Decorre da jurisprudência citada, que aqui se adopta com as necessárias adaptações por inteira concordância com a respectiva fundamentação, que uma vez demonstrada pela Autora a factualidade correspondente à apresentação da dita declaração periódica de rendimentos modelo 22 relativa ao IRC do exercício de 1999 em 31-05-2000, considerada apresentada dentro do prazo legal pela AT, atento o motivo que determinou a respectiva apresentação e, resultando desta um valor a reembolsar (matéria que não é motivo de dissídio entre as partes), verifica-se o nascimento do dever jurídico de a AT proceder, dentro do prazo de 3 meses, ao competente reembolso, o que significa que, em consequência, na ausência do cumprimento daquele dever pela AT no prazo estipulado na lei, são devidos juros indemnizatórios à Autora a partir do termo daquele prazo.
Mais resulta, que o poder/dever da AT de conferir da correspondência entre o declarado e a realidade, designadamente através de inspecção tributária, requerendo os esclarecimentos e documentos para tanto relevantes, não deve impedir a aplicação do disposto no referido preceito legal – n.º 3 e 6 do artigo 82.º do CIRC – por esta ser uma disposição especial destinada, a regular o pagamento e a devolução do imposto a mais suportado pelo contribuinte, atendendo às especificidades do IRC.
Acresce que, atenta a natureza de disposição especial do referido preceito e o fim com que foi instituído, apenas se aplica o que decorre da LGT e do CPPT na parte que ali não se encontre especialmente regulada [cfr. o Acórdão do STA de 06.03.2013, no processo 0828/12].

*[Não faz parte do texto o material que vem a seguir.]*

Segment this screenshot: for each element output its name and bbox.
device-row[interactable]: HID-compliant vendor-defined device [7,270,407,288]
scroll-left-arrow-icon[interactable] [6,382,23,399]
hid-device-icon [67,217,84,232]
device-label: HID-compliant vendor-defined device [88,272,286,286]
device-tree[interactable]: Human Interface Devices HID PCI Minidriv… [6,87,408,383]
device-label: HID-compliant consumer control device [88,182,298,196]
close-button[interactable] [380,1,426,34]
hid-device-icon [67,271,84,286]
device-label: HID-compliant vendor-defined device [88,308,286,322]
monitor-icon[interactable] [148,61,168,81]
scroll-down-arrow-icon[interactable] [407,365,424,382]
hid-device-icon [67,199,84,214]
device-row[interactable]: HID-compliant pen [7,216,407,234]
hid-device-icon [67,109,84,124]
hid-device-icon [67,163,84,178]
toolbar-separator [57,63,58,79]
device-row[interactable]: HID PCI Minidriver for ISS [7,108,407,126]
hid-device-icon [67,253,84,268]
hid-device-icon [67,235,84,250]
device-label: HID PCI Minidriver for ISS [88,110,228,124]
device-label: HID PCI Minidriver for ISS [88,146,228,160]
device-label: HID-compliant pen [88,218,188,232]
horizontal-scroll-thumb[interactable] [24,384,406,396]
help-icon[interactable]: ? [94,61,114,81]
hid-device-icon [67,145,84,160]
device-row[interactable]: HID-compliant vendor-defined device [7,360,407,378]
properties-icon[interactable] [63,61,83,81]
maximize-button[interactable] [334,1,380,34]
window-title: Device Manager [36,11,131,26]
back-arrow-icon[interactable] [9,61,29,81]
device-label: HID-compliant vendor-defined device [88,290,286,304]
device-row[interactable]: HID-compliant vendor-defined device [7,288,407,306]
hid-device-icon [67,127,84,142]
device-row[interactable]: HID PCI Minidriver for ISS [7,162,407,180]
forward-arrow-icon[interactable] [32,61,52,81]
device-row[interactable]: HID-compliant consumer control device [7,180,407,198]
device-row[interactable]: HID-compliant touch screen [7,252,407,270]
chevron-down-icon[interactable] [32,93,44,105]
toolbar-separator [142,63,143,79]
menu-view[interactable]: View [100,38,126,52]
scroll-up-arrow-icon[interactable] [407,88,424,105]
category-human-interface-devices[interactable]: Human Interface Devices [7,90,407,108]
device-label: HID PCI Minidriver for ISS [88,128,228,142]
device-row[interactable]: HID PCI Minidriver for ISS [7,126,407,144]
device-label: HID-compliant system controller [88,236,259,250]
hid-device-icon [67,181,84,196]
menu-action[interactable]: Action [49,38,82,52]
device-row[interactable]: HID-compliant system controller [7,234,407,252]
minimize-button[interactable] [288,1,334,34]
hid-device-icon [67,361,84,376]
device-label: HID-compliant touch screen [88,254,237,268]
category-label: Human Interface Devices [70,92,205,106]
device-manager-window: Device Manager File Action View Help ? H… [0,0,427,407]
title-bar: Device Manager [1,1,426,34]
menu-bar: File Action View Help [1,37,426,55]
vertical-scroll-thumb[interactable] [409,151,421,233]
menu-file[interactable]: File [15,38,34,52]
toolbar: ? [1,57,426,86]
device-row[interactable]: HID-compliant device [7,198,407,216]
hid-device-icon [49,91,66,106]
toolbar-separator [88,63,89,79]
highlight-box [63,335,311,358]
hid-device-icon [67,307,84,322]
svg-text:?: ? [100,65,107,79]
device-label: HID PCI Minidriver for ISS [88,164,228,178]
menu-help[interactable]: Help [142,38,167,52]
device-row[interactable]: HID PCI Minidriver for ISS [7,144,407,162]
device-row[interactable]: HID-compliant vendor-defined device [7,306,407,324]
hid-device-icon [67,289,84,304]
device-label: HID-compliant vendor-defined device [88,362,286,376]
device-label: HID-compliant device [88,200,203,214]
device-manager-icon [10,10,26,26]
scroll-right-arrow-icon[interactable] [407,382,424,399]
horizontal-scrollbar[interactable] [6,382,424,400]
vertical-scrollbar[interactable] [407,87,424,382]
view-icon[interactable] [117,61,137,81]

Deste modo, nos termos da lei aplicável, ao contrário do decidido, o erro dos serviços não constituía pressuposto legal para o nascimento do referido dever de efectuar reembolso na esfera jurídica da AT e, em consequência, a invocação da ausência da verificação de erro dos serviços na recolha da mesma declaração por parte da AT, não servir de escudo para recusar a pretensão da ora Recorrente no que concerne ao pedido relativo aos juros indemnizatórios.
Como se demonstrou, à data, a lei não impunha a verificação de qualquer outro circunstancialismo, designadamente o de que a declaração apresentada não apresentasse erros de preenchimento, para fazer nascer o dever na esfera jurídica da AT de proceder ao reembolso no prazo de três meses a contar da entrega da declaração e, em consequência, fazer nascer o direito aos juros indemnizatórios correspondentes na esfera do contribuinte, quando esse dever não fosse cumprido naquele hiato temporal.
No entanto, como se colhe dos autos, a Entidade Recorrida insiste não lhe ser imputável o erro que gerou o atraso na liquidação do reembolso, situação que afasta a pretensão relacionada com os juros indemnizatórios.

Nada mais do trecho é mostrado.